Quorum sensing and social networking in the microbial world

Abstract

For many years, bacterial cells were considered primarily as selfish individuals, but, in recent years, it has become evident that, far from operating in isolation, they coordinate collective behaviour in response to environmental challenges using sophisticated intercellular communication networks. Cell-to-cell communication between bacteria is mediated by small diffusible signal molecules that trigger changes in gene expression in response to fluctuations in population density. This process, generally referred to as quorum sensing (QS), controls diverse phenotypes in numerous Gram-positive and Gram-negative bacteria. Recent advances have revealed that bacteria are not limited to communication within their own species but are capable of 'listening in' and 'broadcasting to' unrelated species to intercept messages and coerce cohabitants into behavioural modifications, either for the good of the population or for the benefit of one species over another. It is also evident that QS is not limited to the bacterial kingdom.
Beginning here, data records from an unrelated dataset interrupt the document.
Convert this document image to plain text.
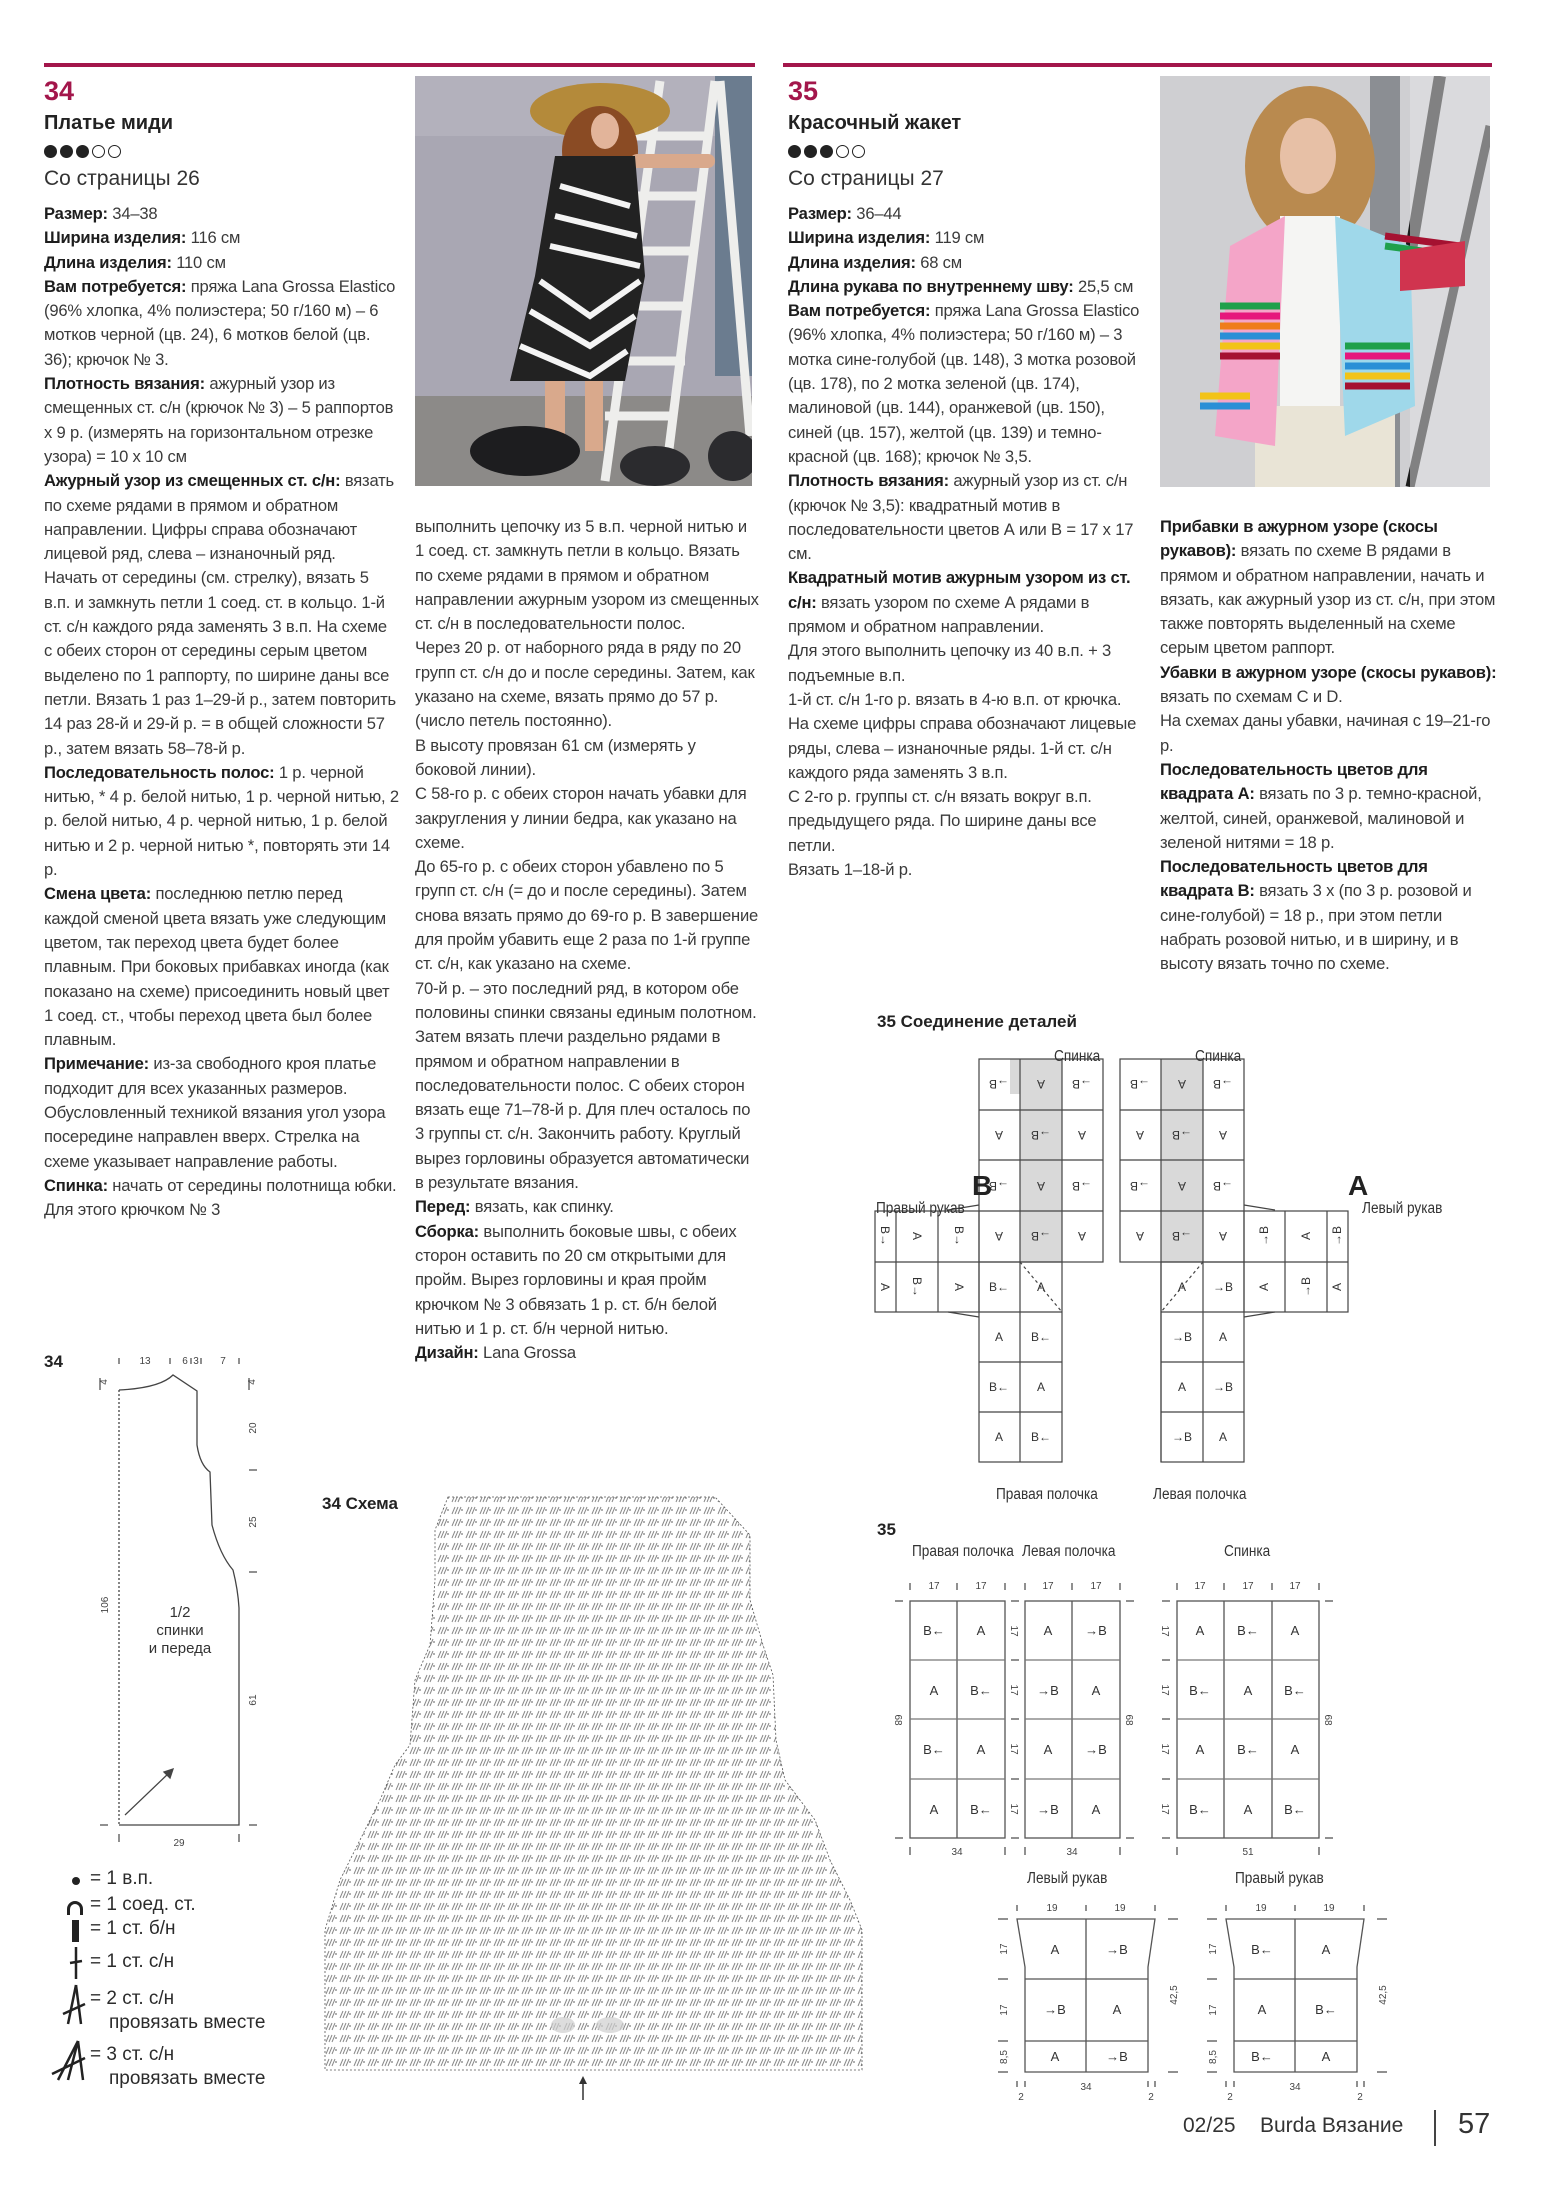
34
Платье миди
Со страницы 26

Размер: 34–38

Ширина изделия: 116 см

Длина изделия: 110 см

Вам потребуется: пряжа Lana Grossa Elastico (96% хлопка, 4% полиэстера; 50 г/160 м) – 6 мотков черной (цв. 24), 6 мотков белой (цв. 36); крючок № 3.

Плотность вязания: ажурный узор из смещенных ст. с/н (крючок № 3) – 5 раппортов x 9 р. (измерять на горизонтальном отрезке узора) = 10 x 10 см

Ажурный узор из смещенных ст. с/н: вязать по схеме рядами в прямом и обратном направлении. Цифры справа обозначают лицевой ряд, слева – изнаночный ряд.

Начать от середины (см. стрелку), вязать 5 в.п. и замкнуть петли 1 соед. ст. в кольцо. 1-й ст. с/н каждого ряда заменять 3 в.п. На схеме с обеих сторон от середины серым цветом выделено по 1 раппорту, по ширине даны все петли. Вязать 1 раз 1–29-й р., затем повторить 14 раз 28-й и 29-й р. = в общей сложности 57 р., затем вязать 58–78-й р.

Последовательность полос: 1 р. черной нитью, * 4 р. белой нитью, 1 р. черной нитью, 2 р. белой нитью, 4 р. черной нитью, 1 р. белой нитью и 2 р. черной нитью *, повторять эти 14 р.

Смена цвета: последнюю петлю перед каждой сменой цвета вязать уже следующим цветом, так переход цвета будет более плавным. При боковых прибавках иногда (как показано на схеме) присоединить новый цвет 1 соед. ст., чтобы переход цвета был более плавным.

Примечание: из-за свободного кроя платье подходит для всех указанных размеров. Обусловленный техникой вязания угол узора посередине направлен вверх. Стрелка на схеме указывает направление работы.

Спинка: начать от середины полотнища юбки. Для этого крючком № 3

выполнить цепочку из 5 в.п. черной нитью и 1 соед. ст. замкнуть петли в кольцо. Вязать по схеме рядами в прямом и обратном направлении ажурным узором из смещенных ст. с/н в последовательности полос.

Через 20 р. от наборного ряда в ряду по 20 групп ст. с/н до и после середины. Затем, как указано на схеме, вязать прямо до 57 р. (число петель постоянно).

В высоту провязан 61 см (измерять у боковой линии).

С 58-го р. с обеих сторон начать убавки для закругления у линии бедра, как указано на схеме.

До 65-го р. с обеих сторон убавлено по 5 групп ст. с/н (= до и после середины). Затем снова вязать прямо до 69-го р. В завершение для пройм убавить еще 2 раза по 1-й группе ст. с/н, как указано на схеме.

70-й р. – это последний ряд, в котором обе половины спинки связаны единым полотном. Затем вязать плечи раздельно рядами в прямом и обратном направлении в последовательности полос. С обеих сторон вязать еще 71–78-й р. Для плеч осталось по 3 группы ст. с/н. Закончить работу. Круглый вырез горловины образуется автоматически в результате вязания.

Перед: вязать, как спинку.

Сборка: выполнить боковые швы, с обеих сторон оставить по 20 см открытыми для пройм. Вырез горловины и края пройм крючком № 3 обвязать 1 р. ст. б/н белой нитью и 1 р. ст. б/н черной нитью.

Дизайн: Lana Grossa

35
Красочный жакет
Со страницы 27

Размер: 36–44

Ширина изделия: 119 см

Длина изделия: 68 см

Длина рукава по внутреннему шву: 25,5 см

Вам потребуется: пряжа Lana Grossa Elastico (96% хлопка, 4% полиэстера; 50 г/160 м) – 3 мотка сине-голубой (цв. 148), 3 мотка розовой (цв. 178), по 2 мотка зеленой (цв. 174), малиновой (цв. 144), оранжевой (цв. 150), синей (цв. 157), желтой (цв. 139) и темно-красной (цв. 168); крючок № 3,5.

Плотность вязания: ажурный узор из ст. с/н (крючок № 3,5): квадратный мотив в последовательности цветов А или В = 17 x 17 см.

Квадратный мотив ажурным узором из ст. с/н: вязать узором по схеме А рядами в прямом и обратном направлении.

Для этого выполнить цепочку из 40 в.п. + 3 подъемные в.п.

1-й ст. с/н 1-го р. вязать в 4-ю в.п. от крючка. На схеме цифры справа обозначают лицевые ряды, слева – изнаночные ряды. 1-й ст. с/н каждого ряда заменять 3 в.п.

С 2-го р. группы ст. с/н вязать вокруг в.п. предыдущего ряда. По ширине даны все петли.

Вязать 1–18-й р.

Прибавки в ажурном узоре (скосы рукавов): вязать по схеме В рядами в прямом и обратном направлении, начать и вязать, как ажурный узор из ст. с/н, при этом также повторять выделенный на схеме серым цветом раппорт.

Убавки в ажурном узоре (скосы рукавов): вязать по схемам С и D.

На схемах даны убавки, начиная с 19–21-го р.

Последовательность цветов для квадрата А: вязать по 3 р. темно-красной, желтой, синей, оранжевой, малиновой и зеленой нитями = 18 р.

Последовательность цветов для квадрата В: вязать 3 x (по 3 р. розовой и сине-голубой) = 18 р., при этом петли набрать розовой нитью, и в ширину, и в высоту вязать точно по схеме.

35 Соединение деталей
→B A →B
A →B A
→B A →B
A →B A
B← A
A B←
B← A
A B←
B→ A B→
A B→ A
→B A →B
A →B A
→B A →B
A →B A
A →B
→B A
A →B
→B A
→B A →B
A →B A
Спинка	Спинка
B	A
Правый рукав	Левый рукав
Правая полочка	Левая полочка
35
Правая полочка Левая полочка	Спинка
B← A
A B←
B← A
A B←
A	→B
→B	A
A	→B
→B	A
A	B← A
B←	A B←
A	B← A
B←	A B←
17	17	17	17	17	17	17
34	34	51
68	68	68
17
17
17
17
17
17
17
17
Левый рукав	Правый рукав
A	→B
→B	A
A	→B
B←	A
A	B←
B←	A
19	19	19	19
34	34
2	2	2	2
17
17
8,5
42,5
17
17
8,5
42,5
34	13	6 3 7
4	4
20
25
61
106
29
1/2
спинки
и переда
= 1 в.п.
= 1 соед. ст.
= 1 ст. б/н
= 1 ст. с/н
= 2 ст. с/н
провязать вместе
= 3 ст. с/н
провязать вместе
34 Схема
02/25 Burda Вязание 57
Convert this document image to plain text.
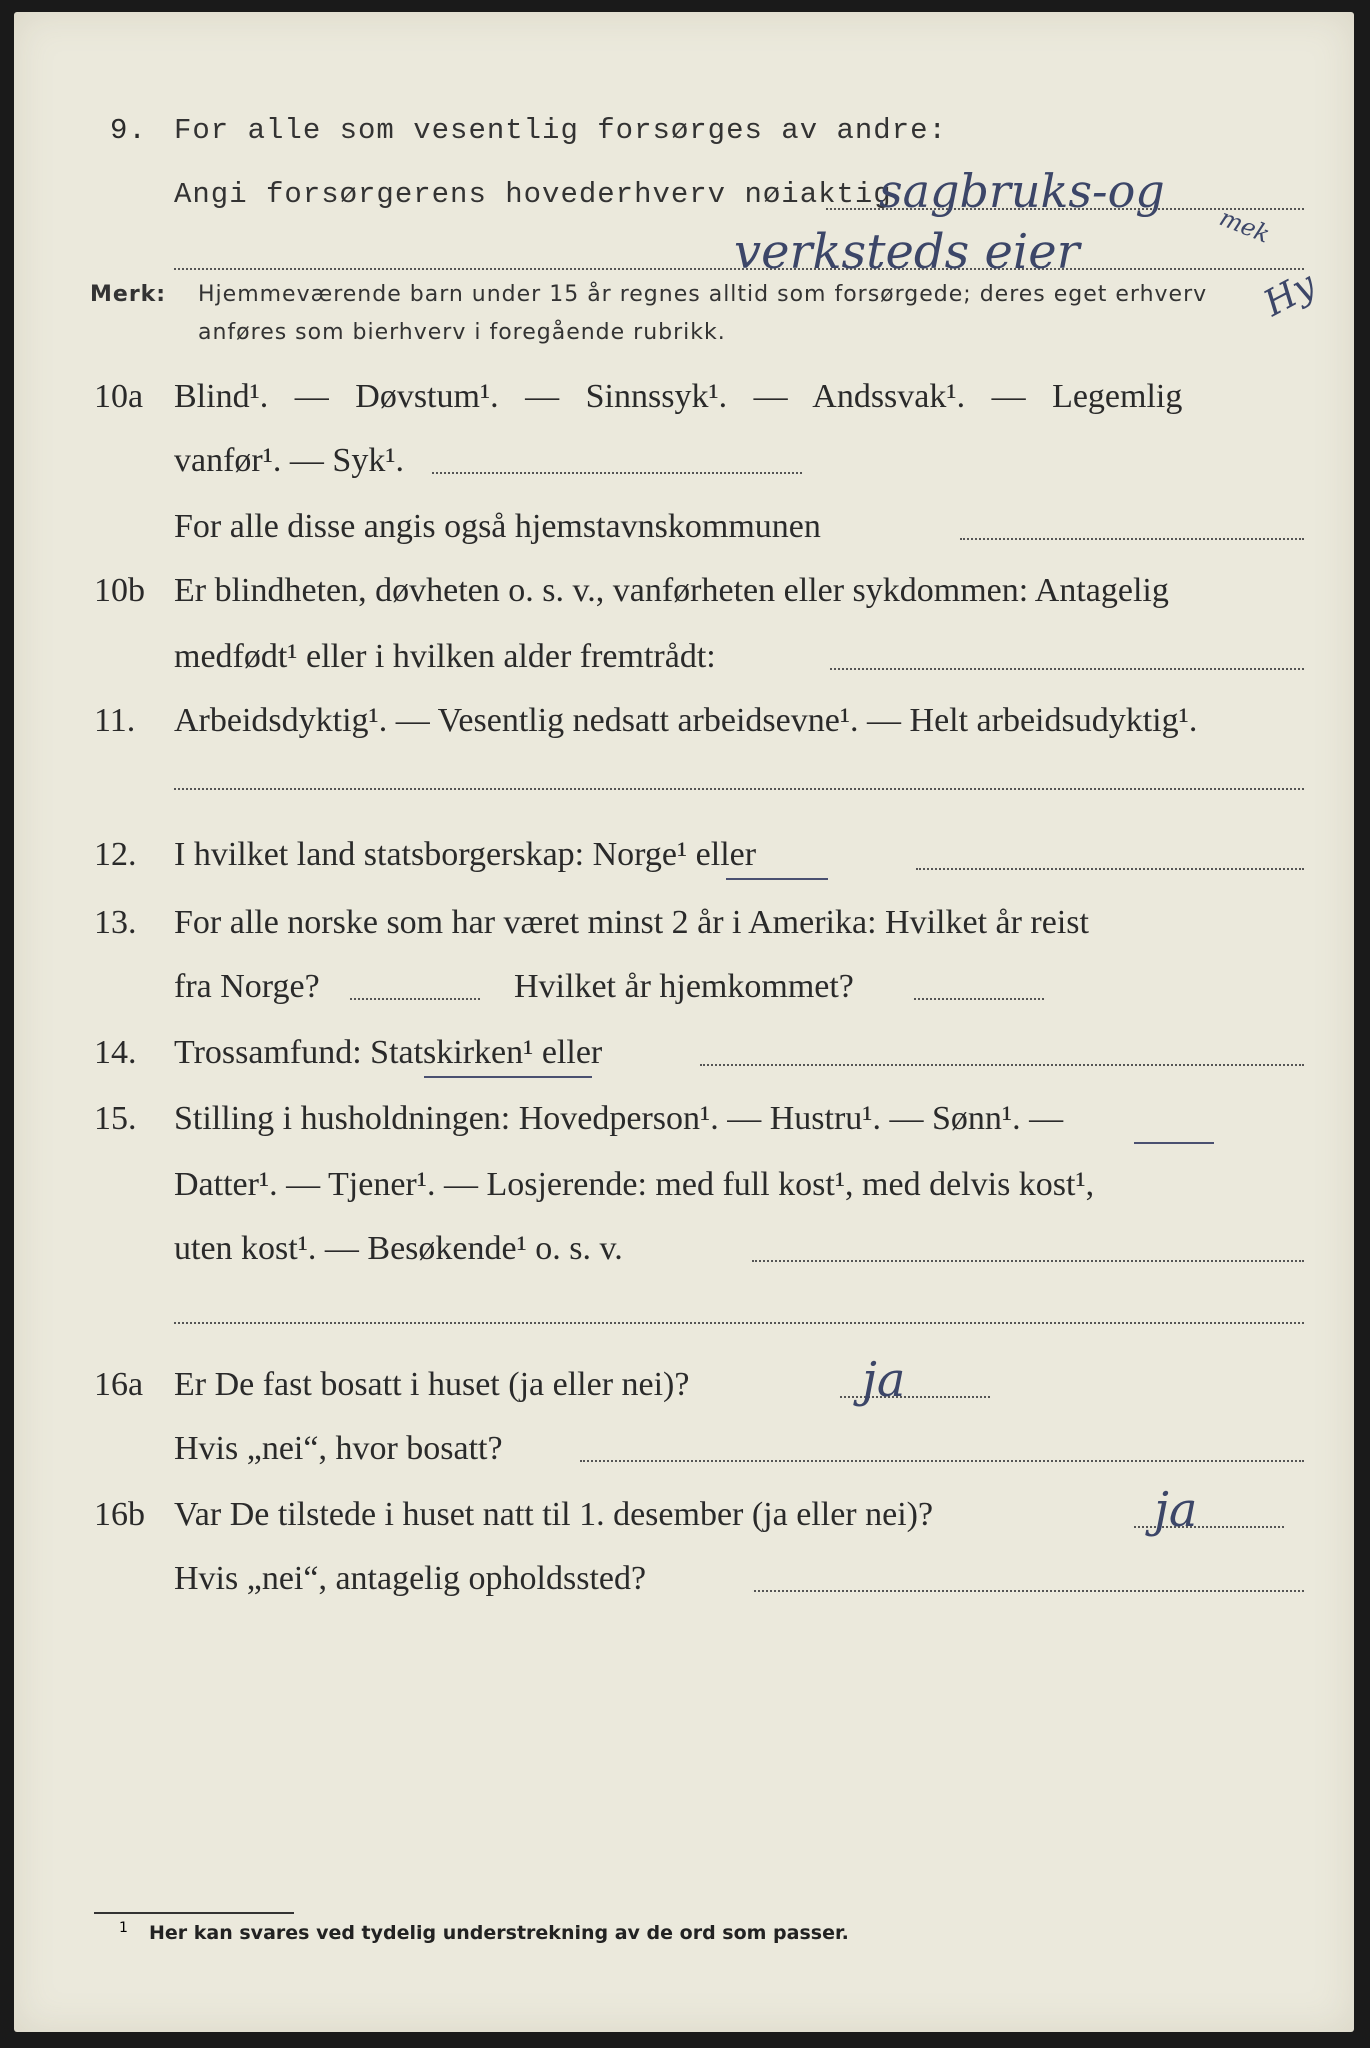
9. For alle som vesentlig forsørges av andre:
Angi forsørgerens hovederhverv nøiaktig
sagbruks-og
verksteds eier	mek
Hy
Merk: Hjemmeværende barn under 15 år regnes alltid som forsørgede; deres eget erhverv
anføres som bierhverv i foregående rubrikk.
10a Blind¹. — Døvstum¹. — Sinnssyk¹. — Andssvak¹. — Legemlig
vanfør¹. — Syk¹.
For alle disse angis også hjemstavnskommunen
10b Er blindheten, døvheten o. s. v., vanførheten eller sykdommen: Antagelig
medfødt¹ eller i hvilken alder fremtrådt:
11. Arbeidsdyktig¹. — Vesentlig nedsatt arbeidsevne¹. — Helt arbeidsudyktig¹.
12. I hvilket land statsborgerskap: Norge¹ eller
13. For alle norske som har været minst 2 år i Amerika: Hvilket år reist
fra Norge?	Hvilket år hjemkommet?
14. Trossamfund: Statskirken¹ eller
15. Stilling i husholdningen: Hovedperson¹. — Hustru¹. — Sønn¹. —
Datter¹. — Tjener¹. — Losjerende: med full kost¹, med delvis kost¹,
uten kost¹. — Besøkende¹ o. s. v.
16a Er De fast bosatt i huset (ja eller nei)?	ja
Hvis „nei“, hvor bosatt?
16b Var De tilstede i huset natt til 1. desember (ja eller nei)?	ja
Hvis „nei“, antagelig opholdssted?
1 Her kan svares ved tydelig understrekning av de ord som passer.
The study of two-way intercellular signalling networks between bacteria and both uni- and multicellular eukaryotes as well as between eukaryotes is just beginning to unveil a rich diversity of communication pathways.

Figure 1.

The structures of some common QS signal molecules.

Figure 2.

The autoregulated QS circuits of Y. pseudotuberculosis, capable of producing up to eight AHLs at physiological concentrations, control flagella-mediated motility by regulating the expression of the motility master regulator flhDC and the alternative sigma factor fliA (adapted from Atkinson et al. 2008).

Figure 3.

Xanthomonas campestris DSF autoinduction. RpfC inhibits the activity of the DSF synthase RpfF at low cell density. As the cell density increases and basal DSF production allows for signal accumulation, an RpfC conformational change mediated by DSF promotes the release of RpfF to synthesize more DSF and also to initiate phosphorelay from RpfC to RpfG, which will trigger the expression of target genes in the DSF regulon (adapted from He & Zhang 2008).

Figure 4.

QS in V. cholerae. Two QS signals AI-2 and CAI-1 work synergistically to regulate virulence factor expression and biofilm development. At low population density in the absence of signal molecules, the absence of HapR triggers the expression of genes such as vps, ctx and tcp, which are normally repressed by HapR. As the cell density and therefore the signal molecule concentration increases HapR represses the expression of the genes responsible for colonization and promotes detachment from the intestinal epithelium to enable the organism to exit the host (adapted from Kaper & Sperandio 2005).

Figure 5.

AIP-mediated QS in S. aureus. (a) The AIP activates the transmembrane receptor histidine kinase AgrC to trigger autophosphorylation and phosphotransfer to AgrA, which in turn drives the transcription of the agrP2 and agrP3 promoters. This triggers rightward and leftward transcription of the agr locus and RNAIII-dependent and -independent genes. (b)(i) Structures of AIP-1 and (ii) the linear sequences of the four S. aureus AIPs which constitute four different agr specificity groups.